I have worked on many classification problems. One of the parameters for classifier performance is AUROC/AUC which is the area under curve created by TPR and FPR values for different cutoffs of forecasted probabilities. A very easy way to understand it is-
What does AUC stand for and what is it?
My question is related to impact of unbalanced data on AUC value.
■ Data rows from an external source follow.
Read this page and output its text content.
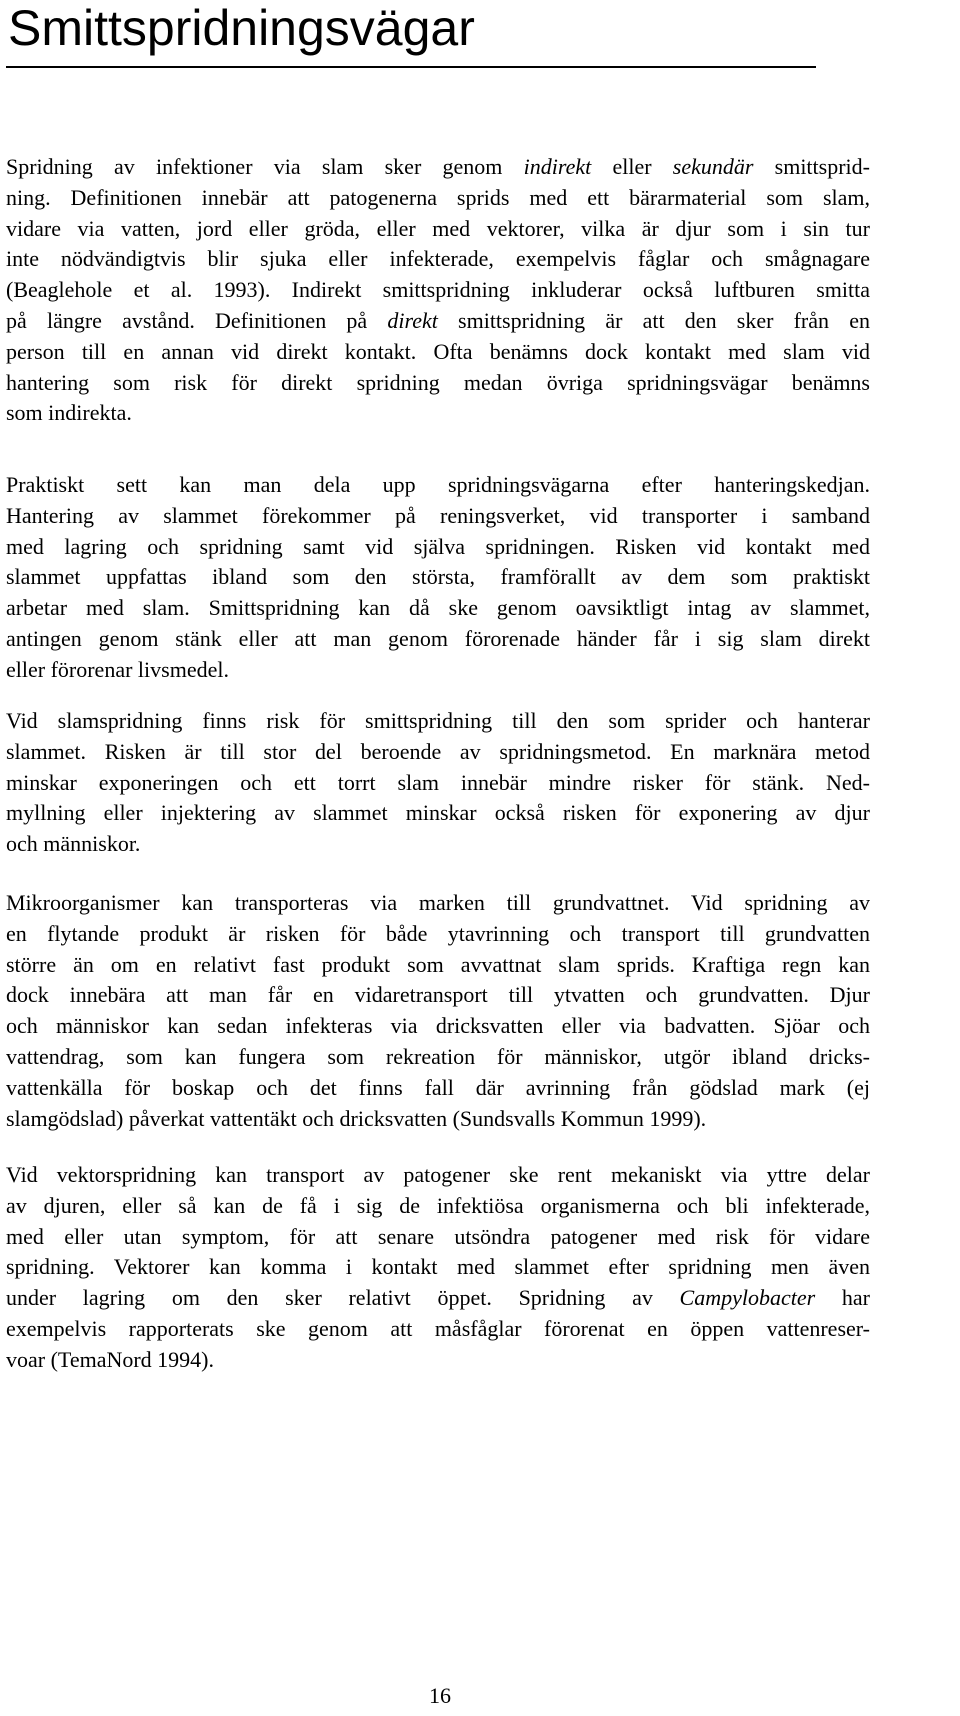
Smittspridningsvägar
Spridning av infektioner via slam sker genom indirekt eller sekundär smittsprid-
ning. Definitionen innebär att patogenerna sprids med ett bärarmaterial som slam,
vidare via vatten, jord eller gröda, eller med vektorer, vilka är djur som i sin tur
inte nödvändigtvis blir sjuka eller infekterade, exempelvis fåglar och smågnagare
(Beaglehole et al. 1993). Indirekt smittspridning inkluderar också luftburen smitta
på längre avstånd. Definitionen på direkt smittspridning är att den sker från en
person till en annan vid direkt kontakt. Ofta benämns dock kontakt med slam vid
hantering som risk för direkt spridning medan övriga spridningsvägar benämns
som indirekta.
Praktiskt sett kan man dela upp spridningsvägarna efter hanteringskedjan.
Hantering av slammet förekommer på reningsverket, vid transporter i samband
med lagring och spridning samt vid själva spridningen. Risken vid kontakt med
slammet uppfattas ibland som den största, framförallt av dem som praktiskt
arbetar med slam. Smittspridning kan då ske genom oavsiktligt intag av slammet,
antingen genom stänk eller att man genom förorenade händer får i sig slam direkt
eller förorenar livsmedel.
Vid slamspridning finns risk för smittspridning till den som sprider och hanterar
slammet. Risken är till stor del beroende av spridningsmetod. En marknära metod
minskar exponeringen och ett torrt slam innebär mindre risker för stänk. Ned-
myllning eller injektering av slammet minskar också risken för exponering av djur
och människor.
Mikroorganismer kan transporteras via marken till grundvattnet. Vid spridning av
en flytande produkt är risken för både ytavrinning och transport till grundvatten
större än om en relativt fast produkt som avvattnat slam sprids. Kraftiga regn kan
dock innebära att man får en vidaretransport till ytvatten och grundvatten. Djur
och människor kan sedan infekteras via dricksvatten eller via badvatten. Sjöar och
vattendrag, som kan fungera som rekreation för människor, utgör ibland dricks-
vattenkälla för boskap och det finns fall där avrinning från gödslad mark (ej
slamgödslad) påverkat vattentäkt och dricksvatten (Sundsvalls Kommun 1999).
Vid vektorspridning kan transport av patogener ske rent mekaniskt via yttre delar
av djuren, eller så kan de få i sig de infektiösa organismerna och bli infekterade,
med eller utan symptom, för att senare utsöndra patogener med risk för vidare
spridning. Vektorer kan komma i kontakt med slammet efter spridning men även
under lagring om den sker relativt öppet. Spridning av Campylobacter har
exempelvis rapporterats ske genom att måsfåglar förorenat en öppen vattenreser-
voar (TemaNord 1994).
16
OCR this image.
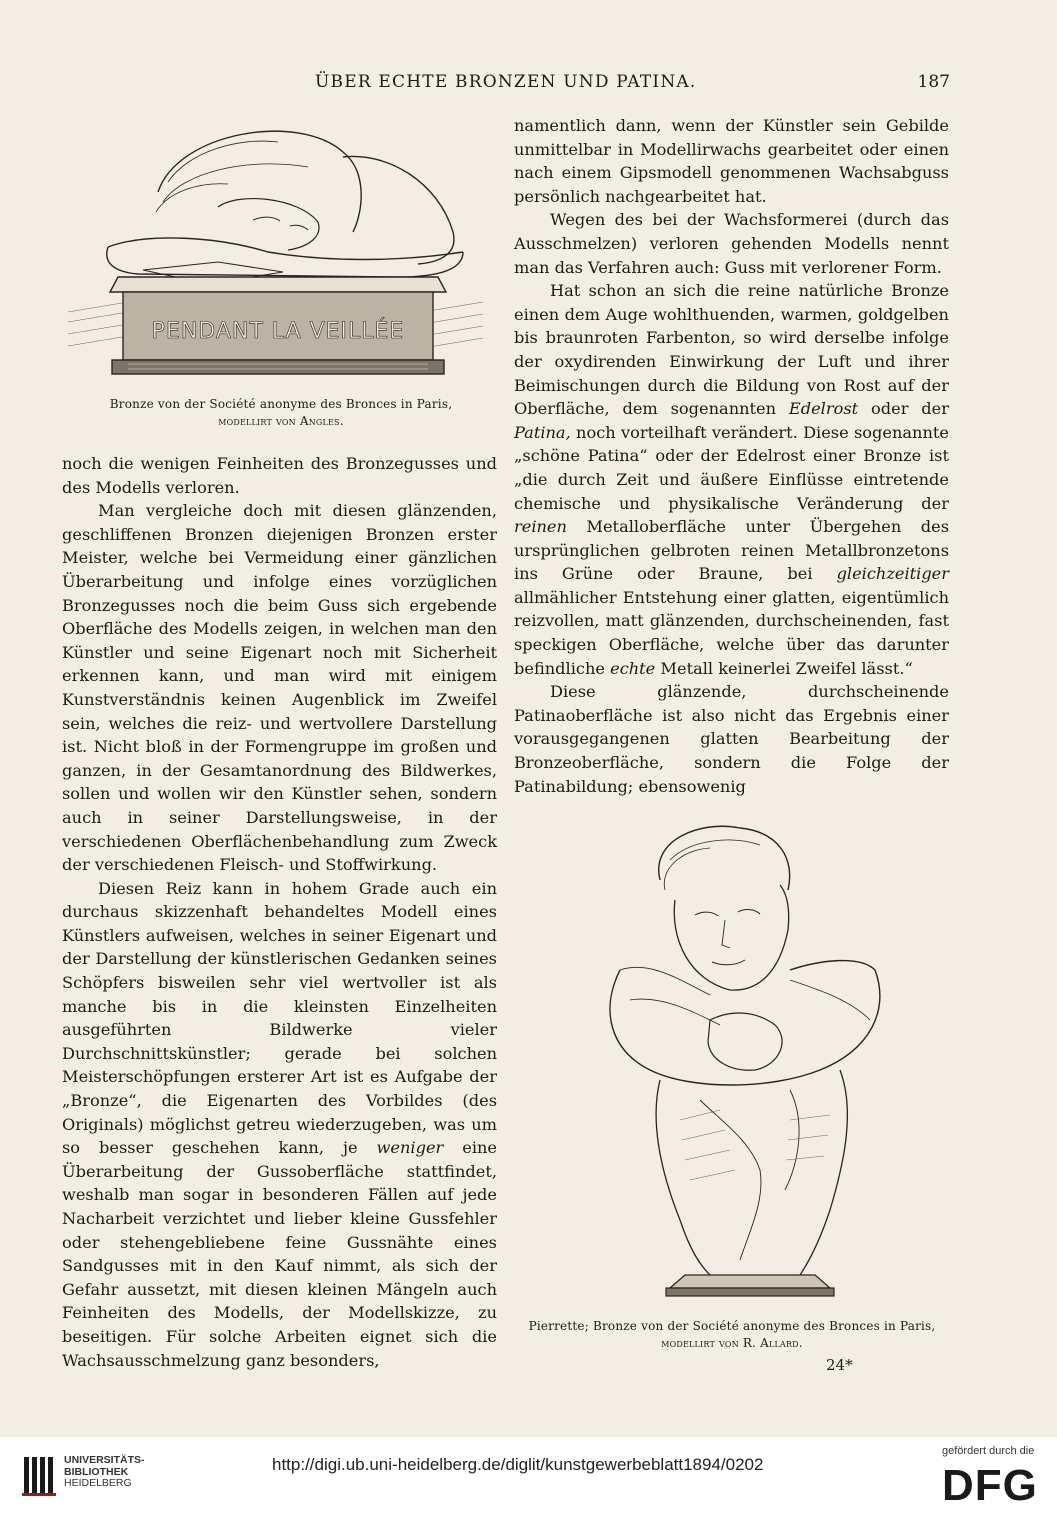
ÜBER ECHTE BRONZEN UND PATINA.	187
PENDANT LA VEILLÉE
Bronze von der Société anonyme des Bronces in Paris,
modellirt von Angles.

noch die wenigen Feinheiten des Bronzegusses und des Modells verloren.

Man vergleiche doch mit diesen glänzenden, geschliffenen Bronzen diejenigen Bronzen erster Meister, welche bei Vermeidung einer gänzlichen Überarbeitung und infolge eines vorzüglichen Bronzegusses noch die beim Guss sich ergebende Oberfläche des Modells zeigen, in welchen man den Künstler und seine Eigenart noch mit Sicherheit erkennen kann, und man wird mit einigem Kunstverständnis keinen Augenblick im Zweifel sein, welches die reiz- und wertvollere Darstellung ist. Nicht bloß in der Formengruppe im großen und ganzen, in der Gesamtanordnung des Bildwerkes, sollen und wollen wir den Künstler sehen, sondern auch in seiner Darstellungsweise, in der verschiedenen Oberflächenbehandlung zum Zweck der verschiedenen Fleisch- und Stoffwirkung.

Diesen Reiz kann in hohem Grade auch ein durchaus skizzenhaft behandeltes Modell eines Künstlers aufweisen, welches in seiner Eigenart und der Darstellung der künstlerischen Gedanken seines Schöpfers bisweilen sehr viel wertvoller ist als manche bis in die kleinsten Einzelheiten ausgeführten Bildwerke vieler Durchschnittskünstler; gerade bei solchen Meisterschöpfungen ersterer Art ist es Aufgabe der „Bronze“, die Eigenarten des Vorbildes (des Originals) möglichst getreu wiederzugeben, was um so besser geschehen kann, je weniger eine Überarbeitung der Gussoberfläche stattfindet, weshalb man sogar in besonderen Fällen auf jede Nacharbeit verzichtet und lieber kleine Gussfehler oder stehengebliebene feine Gussnähte eines Sandgusses mit in den Kauf nimmt, als sich der Gefahr aussetzt, mit diesen kleinen Mängeln auch Feinheiten des Modells, der Modellskizze, zu beseitigen. Für solche Arbeiten eignet sich die Wachsausschmelzung ganz besonders,

namentlich dann, wenn der Künstler sein Gebilde unmittelbar in Modellirwachs gearbeitet oder einen nach einem Gipsmodell genommenen Wachsabguss persönlich nachgearbeitet hat.

Wegen des bei der Wachsformerei (durch das Ausschmelzen) verloren gehenden Modells nennt man das Verfahren auch: Guss mit verlorener Form.

Hat schon an sich die reine natürliche Bronze einen dem Auge wohlthuenden, warmen, goldgelben bis braunroten Farbenton, so wird derselbe infolge der oxydirenden Einwirkung der Luft und ihrer Beimischungen durch die Bildung von Rost auf der Oberfläche, dem sogenannten Edelrost oder der Patina, noch vorteilhaft verändert. Diese sogenannte „schöne Patina“ oder der Edelrost einer Bronze ist „die durch Zeit und äußere Einflüsse eintretende chemische und physikalische Veränderung der reinen Metalloberfläche unter Übergehen des ursprünglichen gelbroten reinen Metallbronzetons ins Grüne oder Braune, bei gleichzeitiger allmählicher Entstehung einer glatten, eigentümlich reizvollen, matt glänzenden, durchscheinenden, fast speckigen Oberfläche, welche über das darunter befindliche echte Metall keinerlei Zweifel lässt.“

Diese glänzende, durchscheinende Patinaoberfläche ist also nicht das Ergebnis einer vorausgegangenen glatten Bearbeitung der Bronzeoberfläche, sondern die Folge der Patinabildung; ebensowenig

Pierrette; Bronze von der Société anonyme des Bronces in Paris,
modellirt von R. Allard.
24*
UNIVERSITÄTS-
BIBLIOTHEK
HEIDELBERG
http://digi.ub.uni-heidelberg.de/diglit/kunstgewerbeblatt1894/0202
gefördert durch die
DFG
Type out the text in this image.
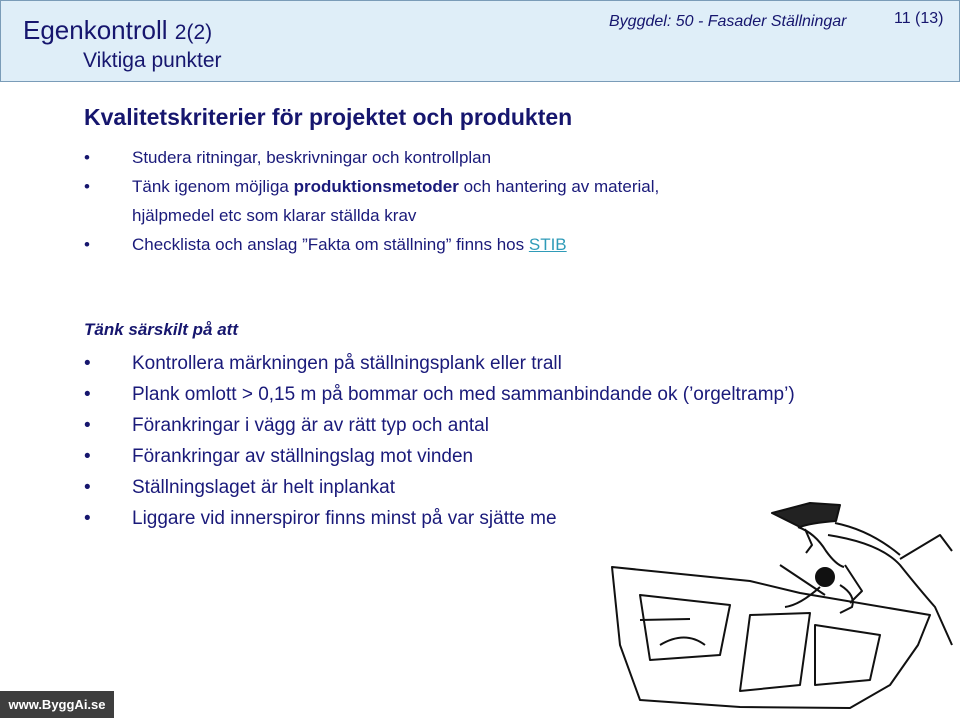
Egenkontroll 2(2)
Viktiga punkter
Byggdel: 50 - Fasader Ställningar	11 (13)
Kvalitetskriterier för projektet och produkten
• Studera ritningar, beskrivningar och kontrollplan
• Tänk igenom möjliga produktionsmetoder och hantering av material,
hjälpmedel etc som klarar ställda krav
• Checklista och anslag ”Fakta om ställning” finns hos STIB
Tänk särskilt på att
• Kontrollera märkningen på ställningsplank eller trall
• Plank omlott > 0,15 m på bommar och med sammanbindande ok (’orgeltramp’)
• Förankringar i vägg är av rätt typ och antal
• Förankringar av ställningslag mot vinden
• Ställningslaget är helt inplankat
• Liggare vid innerspiror finns minst på var sjätte me
www.ByggAi.se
If 90% of my data are positive instances, I think there are better chances of more TPR (proportion of positive data points that are correctly considered as positive), and therefore a higher AUC value than with a balanced (50-50) population.
I've also run a test on Titanic data to validate my understanding of AUC.
library(pROC)
d<- data.frame(Titanic)
d$Survived <- ifelse(d$Survived == "No", 0,1)
m<- glm(Survived ~ Class+Sex+Age+Freq, data=d, family = binomial(link = "logit"))
fitted.results <- predict(m,newdata=subset(d,select=c(1,2,3,5)),type='response')
auc(d$Survived, fitted.results)
### unbalancing the data by converting y to 1 where freq is even( just a random condition)
d$Survived_unbalanced <-ifelse(d$Freq %% 2 == 0,1,d$Survived)
m_ub<- glm(Survived_unbalanced ~ Class+Sex+Age+Freq, data=d, family = binomial(link = "logit"))
fitted.results_ub <- predict(m_ub,newdata=subset(d,select=c(1,2,3,5)),type='response')
auc(d$Survived_unbalanced, fitted.results_ub)
With 50-50 class AUC was 0.4297 and with unbalanced data (80-90% 1), I got .8974. Is my argument correct or unbalanced data is nothing to do with AUC value.